Le nouveau système élimine la possibilité d'appuyer les demandes par des déclarations sous serment
SAINT-DOMINGUE.- La Direction générale des migrations fixe des limites quant au type d'emplois que peuvent exercer les étrangers non résidents titulaires de permis temporaires, excluant expressément les activités informelles.
La résolution 001-2026 conditionne l'existence d'un contrat de travail formel, enregistré auprès du ministère du Travail de la République dominicaine, comme base pour demander ou renouveler le permis.
Cela signifie que les professions exercées couramment par les étrangers, comme les conducteurs de moto-taxi, les vendeurs ambulants, les transporteurs informels, les coursiers ou les livreurs, ne sont pas reconnues dans le cadre autorisé. En pratique, cette disposition redéfinit les limites de la subsistance économique pour ceux qui dépendent de ces activités.
Cette mesure s'applique aussi bien aux nouvelles demandes qu'aux procédures en cours, dans le cadre d'une tentative institutionnelle de rationaliser le système et d'harmoniser les permis avec la législation actuelle en matière d'immigration.
L'entité indique que cette résolution s'inscrit dans le cadre d'un processus d'examen interne mené afin de garantir la bonne application de la réglementation en vigueur, de renforcer la transparence des procédures et d'offrir une plus grande sécurité juridique, tant aux employeurs qu'aux travailleurs étrangers.
Un modèle de travail plus rigide
Le nouveau système supprime la possibilité d'appuyer les demandes par des déclarations sous serment, une pratique qui constituait une solution de repli pour les personnes sans emploi formel. Désormais, toute demande doit être accompagnée de documents attestant d'une relation de travail structurée.
Les documents requis comprennent un contrat de travail enregistré, une lettre de l'employeur justifiant le maintien en poste du salarié et une attestation d'inscription à la Sécurité sociale. Des pièces d'identité telles qu'un passeport valide, une carte d'identité de travailleur temporaire et un certificat médical sont également nécessaires.

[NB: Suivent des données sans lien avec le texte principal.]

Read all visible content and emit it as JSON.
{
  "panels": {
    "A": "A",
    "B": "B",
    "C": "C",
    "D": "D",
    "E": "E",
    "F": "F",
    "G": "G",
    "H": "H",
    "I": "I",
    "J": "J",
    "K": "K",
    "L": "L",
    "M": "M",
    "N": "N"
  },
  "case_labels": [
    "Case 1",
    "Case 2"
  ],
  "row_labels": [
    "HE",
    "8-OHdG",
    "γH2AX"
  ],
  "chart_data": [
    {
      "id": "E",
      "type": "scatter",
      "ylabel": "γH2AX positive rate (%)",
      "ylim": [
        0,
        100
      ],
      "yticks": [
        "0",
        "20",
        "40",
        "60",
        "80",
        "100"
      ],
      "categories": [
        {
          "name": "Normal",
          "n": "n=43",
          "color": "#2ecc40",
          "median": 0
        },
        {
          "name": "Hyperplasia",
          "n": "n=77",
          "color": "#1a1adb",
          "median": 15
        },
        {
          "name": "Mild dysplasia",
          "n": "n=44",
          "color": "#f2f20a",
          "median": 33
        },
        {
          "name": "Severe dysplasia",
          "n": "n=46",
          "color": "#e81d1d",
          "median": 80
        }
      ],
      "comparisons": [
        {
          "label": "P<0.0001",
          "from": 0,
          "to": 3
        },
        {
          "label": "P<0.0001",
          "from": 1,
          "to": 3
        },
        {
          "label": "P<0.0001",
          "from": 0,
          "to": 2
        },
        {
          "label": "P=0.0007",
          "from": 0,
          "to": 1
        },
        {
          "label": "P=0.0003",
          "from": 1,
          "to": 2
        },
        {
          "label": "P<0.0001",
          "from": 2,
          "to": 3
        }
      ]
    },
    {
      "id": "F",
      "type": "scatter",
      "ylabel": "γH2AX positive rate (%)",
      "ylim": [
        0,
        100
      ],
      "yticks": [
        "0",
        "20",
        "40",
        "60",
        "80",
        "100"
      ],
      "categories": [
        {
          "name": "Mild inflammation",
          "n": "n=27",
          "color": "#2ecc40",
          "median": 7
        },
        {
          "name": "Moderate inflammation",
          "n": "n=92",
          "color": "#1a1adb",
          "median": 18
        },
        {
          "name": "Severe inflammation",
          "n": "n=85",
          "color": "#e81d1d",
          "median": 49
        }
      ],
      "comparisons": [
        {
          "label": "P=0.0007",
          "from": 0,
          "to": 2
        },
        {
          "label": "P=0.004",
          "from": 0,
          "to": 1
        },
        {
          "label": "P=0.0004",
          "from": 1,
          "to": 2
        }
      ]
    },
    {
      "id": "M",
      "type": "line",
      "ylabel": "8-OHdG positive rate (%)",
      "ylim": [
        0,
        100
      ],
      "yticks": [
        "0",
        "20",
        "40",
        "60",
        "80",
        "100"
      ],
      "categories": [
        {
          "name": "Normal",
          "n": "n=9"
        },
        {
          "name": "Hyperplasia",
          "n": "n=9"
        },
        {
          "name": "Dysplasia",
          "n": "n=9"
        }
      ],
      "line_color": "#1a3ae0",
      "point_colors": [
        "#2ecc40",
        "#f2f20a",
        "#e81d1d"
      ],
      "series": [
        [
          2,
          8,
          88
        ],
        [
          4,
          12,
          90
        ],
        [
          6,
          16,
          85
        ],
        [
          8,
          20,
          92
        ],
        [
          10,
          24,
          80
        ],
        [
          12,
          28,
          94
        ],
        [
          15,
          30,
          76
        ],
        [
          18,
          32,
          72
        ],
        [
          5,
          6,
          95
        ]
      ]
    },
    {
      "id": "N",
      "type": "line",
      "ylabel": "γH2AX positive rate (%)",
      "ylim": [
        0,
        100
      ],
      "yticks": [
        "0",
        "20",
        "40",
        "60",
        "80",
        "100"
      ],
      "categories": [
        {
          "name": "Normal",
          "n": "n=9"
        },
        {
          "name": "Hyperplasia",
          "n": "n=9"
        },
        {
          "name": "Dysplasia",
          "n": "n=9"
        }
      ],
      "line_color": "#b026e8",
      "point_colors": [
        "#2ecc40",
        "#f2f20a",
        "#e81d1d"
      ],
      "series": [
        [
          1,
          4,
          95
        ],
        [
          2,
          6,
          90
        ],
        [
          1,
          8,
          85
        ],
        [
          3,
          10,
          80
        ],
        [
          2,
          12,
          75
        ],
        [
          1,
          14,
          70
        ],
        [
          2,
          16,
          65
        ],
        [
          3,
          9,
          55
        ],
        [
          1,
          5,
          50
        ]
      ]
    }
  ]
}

La résolution établit également une responsabilité directe de l'employeur dans le processus migratoire : il doit garantir, conjointement avec les autorités, le retour du travailleur dans son pays d'origine une fois la relation de travail terminée.
Des limites claires et des sanctions possibles
L'un des points les plus importants de la réglementation est qu'un permis de travail n'autorise en aucun cas l'exercice d'activités non prévues par le contrat approuvé. Autrement dit, même muni de documents valides, le travailleur ne peut pas diversifier ses revenus en travaillant dans le secteur informel.
Le non-respect de ces conditions peut entraîner des sanctions allant de l'annulation du statut d'immigration à l'expulsion. De même, les employeurs qui embauchent en dehors du cadre établi s'exposent à des amendes pour violation des procédures légales.
D’un point de vue institutionnel, Migration soutient que la résolution n’introduit pas de nouvelles exigences, mais organise, clarifie et renforce plutôt les dispositions déjà prévues dans la loi 285-04 et ses règlements d’application.
Toutefois, dans la pratique, la mesure établit une distinction plus stricte entre formalité et informalité, réduisant ainsi le champ d'action de milliers de travailleurs étrangers dont les moyens de subsistance ont toujours été liés à des emplois en dehors du système de travail traditionnel.